ベロニカは静かに目を閉じ、コーヒーを机に置いた。
「これは責任なの。製作者である、私が背負う責任」
優しい声色。しかし、どこか力強く芯のある声。
「壊れる前に止めてあげるの。働けなくなる前に、不本意なことをする前に──。苦しまないように。それが責任」
規則的な歯車の音。シノブは反芻するように、ベロニカの言葉を繰り返した。
「責任……」
シノブにはなんとなく分かる気がした。働けなくなって、存在する意味を失う前に終わらせる。それがベロニカの言う“責任”なのだ。
「だから探さなきゃ。あの子を、この手で見つけないと」
「……で、ござるな」
シノブは頷いた。ベロニカの答えに、どこか安堵している自分がいた。また、これほどまでに製作者に愛されるカラクリ兵を羨ましくも思った。

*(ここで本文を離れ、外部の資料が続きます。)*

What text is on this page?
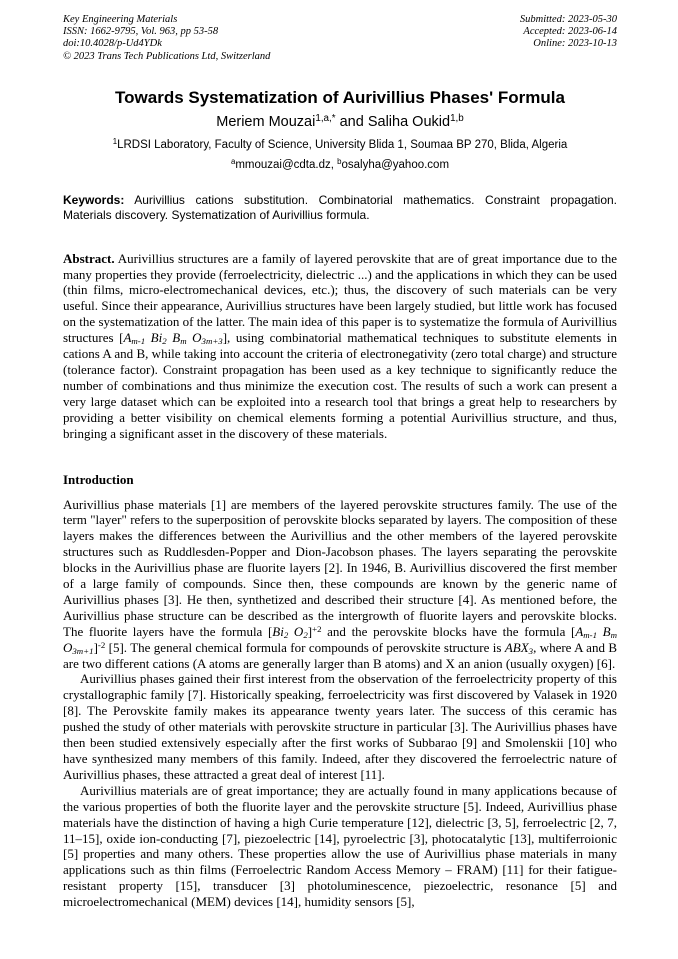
Key Engineering Materials
ISSN: 1662-9795, Vol. 963, pp 53-58
doi:10.4028/p-Ud4YDk
© 2023 Trans Tech Publications Ltd, Switzerland
Submitted: 2023-05-30
Accepted: 2023-06-14
Online: 2023-10-13
Towards Systematization of Aurivillius Phases' Formula
Meriem Mouzai$^{1,a,*}$ and Saliha Oukid$^{1,b}$
$^1$LRDSI Laboratory, Faculty of Science, University Blida 1, Soumaa BP 270, Blida, Algeria
$^a$mmouzai@cdta.dz, $^b$osalyha@yahoo.com

Keywords: Aurivillius cations substitution. Combinatorial mathematics. Constraint propagation. Materials discovery. Systematization of Aurivillius formula.

Abstract. Aurivillius structures are a family of layered perovskite that are of great importance due to the many properties they provide (ferroelectricity, dielectric ...) and the applications in which they can be used (thin films, micro-electromechanical devices, etc.); thus, the discovery of such materials can be very useful. Since their appearance, Aurivillius structures have been largely studied, but little work has focused on the systematization of the latter. The main idea of this paper is to systematize the formula of Aurivillius structures [$A_{m-1}$ $Bi_2$ $B_m$ $O_{3m+3}$], using combinatorial mathematical techniques to substitute elements in cations A and B, while taking into account the criteria of electronegativity (zero total charge) and structure (tolerance factor). Constraint propagation has been used as a key technique to significantly reduce the number of combinations and thus minimize the execution cost. The results of such a work can present a very large dataset which can be exploited into a research tool that brings a great help to researchers by providing a better visibility on chemical elements forming a potential Aurivillius structure, and thus, bringing a significant asset in the discovery of these materials.

Introduction

Aurivillius phase materials [1] are members of the layered perovskite structures family. The use of the term "layer" refers to the superposition of perovskite blocks separated by layers. The composition of these layers makes the differences between the Aurivillius and the other members of the layered perovskite structures such as Ruddlesden-Popper and Dion-Jacobson phases. The layers separating the perovskite blocks in the Aurivillius phase are fluorite layers [2]. In 1946, B. Aurivillius discovered the first member of a large family of compounds. Since then, these compounds are known by the generic name of Aurivillius phases [3]. He then, synthetized and described their structure [4]. As mentioned before, the Aurivillius phase structure can be described as the intergrowth of fluorite layers and perovskite blocks. The fluorite layers have the formula [$Bi_2$ $O_2]^{+2}$ and the perovskite blocks have the formula [$A_{m-1}$ $B_m$ $O_{3m+1}]^{-2}$ [5]. The general chemical formula for compounds of perovskite structure is $ABX_3$, where A and B are two different cations (A atoms are generally larger than B atoms) and X an anion (usually oxygen) [6].

Aurivillius phases gained their first interest from the observation of the ferroelectricity property of this crystallographic family [7]. Historically speaking, ferroelectricity was first discovered by Valasek in 1920 [8]. The Perovskite family makes its appearance twenty years later. The success of this ceramic has pushed the study of other materials with perovskite structure in particular [3]. The Aurivillius phases have then been studied extensively especially after the first works of Subbarao [9] and Smolenskii [10] who have synthesized many members of this family. Indeed, after they discovered the ferroelectric nature of Aurivillius phases, these attracted a great deal of interest [11].

Aurivillius materials are of great importance; they are actually found in many applications because of the various properties of both the fluorite layer and the perovskite structure [5]. Indeed, Aurivillius phase materials have the distinction of having a high Curie temperature [12], dielectric [3, 5], ferroelectric [2, 7, 11–15], oxide ion-conducting [7], piezoelectric [14], pyroelectric [3], photocatalytic [13], multiferroionic [5] properties and many others. These properties allow the use of Aurivillius phase materials in many applications such as thin films (Ferroelectric Random Access Memory – FRAM) [11] for their fatigue-resistant property [15], transducer [3] photoluminescence, piezoelectric, resonance [5] and microelectromechanical (MEM) devices [14], humidity sensors [5],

シノブは回る歯車をぼんやりと見つめた。胸の奥で、コアが複雑に蠢いているような気がした。
◆◆◆
翌日。今日も子供達は楽しそうに遊んでいる。
庭には穏やかな光が降り注ぐ。
ふと、ルリットは遠くに見慣れた影を認めた。
「あっ、カラクリ兵さんだよ!」
ルリットはぴょんぴょん飛び跳ねて、嬉しそうだ。他の子達が、カラクリ兵の方に駆けていく。
カラクリ兵は研究所に真っ直ぐ歩く。子供達がその巨体にまとわりつく。ルリットは庭で手を振って、カラクリ兵を待っている。
「なー、カラクリ兵! どこ行ってたんだよ!」
「……」
カラクリ兵は何も答えない。歩くだけだ。
「カラクリ兵? どうしたんだ?」
「……」
ガシャン、ガシャン、と足音だけが響く。まとわりつく子供達が首を傾げる。
「なあ、カラクリ兵ったら!」
とん、と子供のひとりがカラクリ兵を軽く小突いた。その瞬間。
「……人間ガ イケナイ ンダ!」
カラクリ兵が手を振り上げた。明らかな攻撃の予備動作に、子供達が固まる。
ルリットは目を見開いた。
「駄目……ッ!」
瞬間、紋章が光り輝く。カラクリ兵の動きが一瞬止まった。我に返った子供達が散り散り逃げ惑う。
「人間ガ……イケナイ……人間ガ……!」
カラクリ兵はブツブツと呟きながら、踵を返して去っていく。子供達の泣き声が響く。
「カラクリ兵、さん……?」
ルリットは呆然と、カラクリ兵の背中を見つめていた。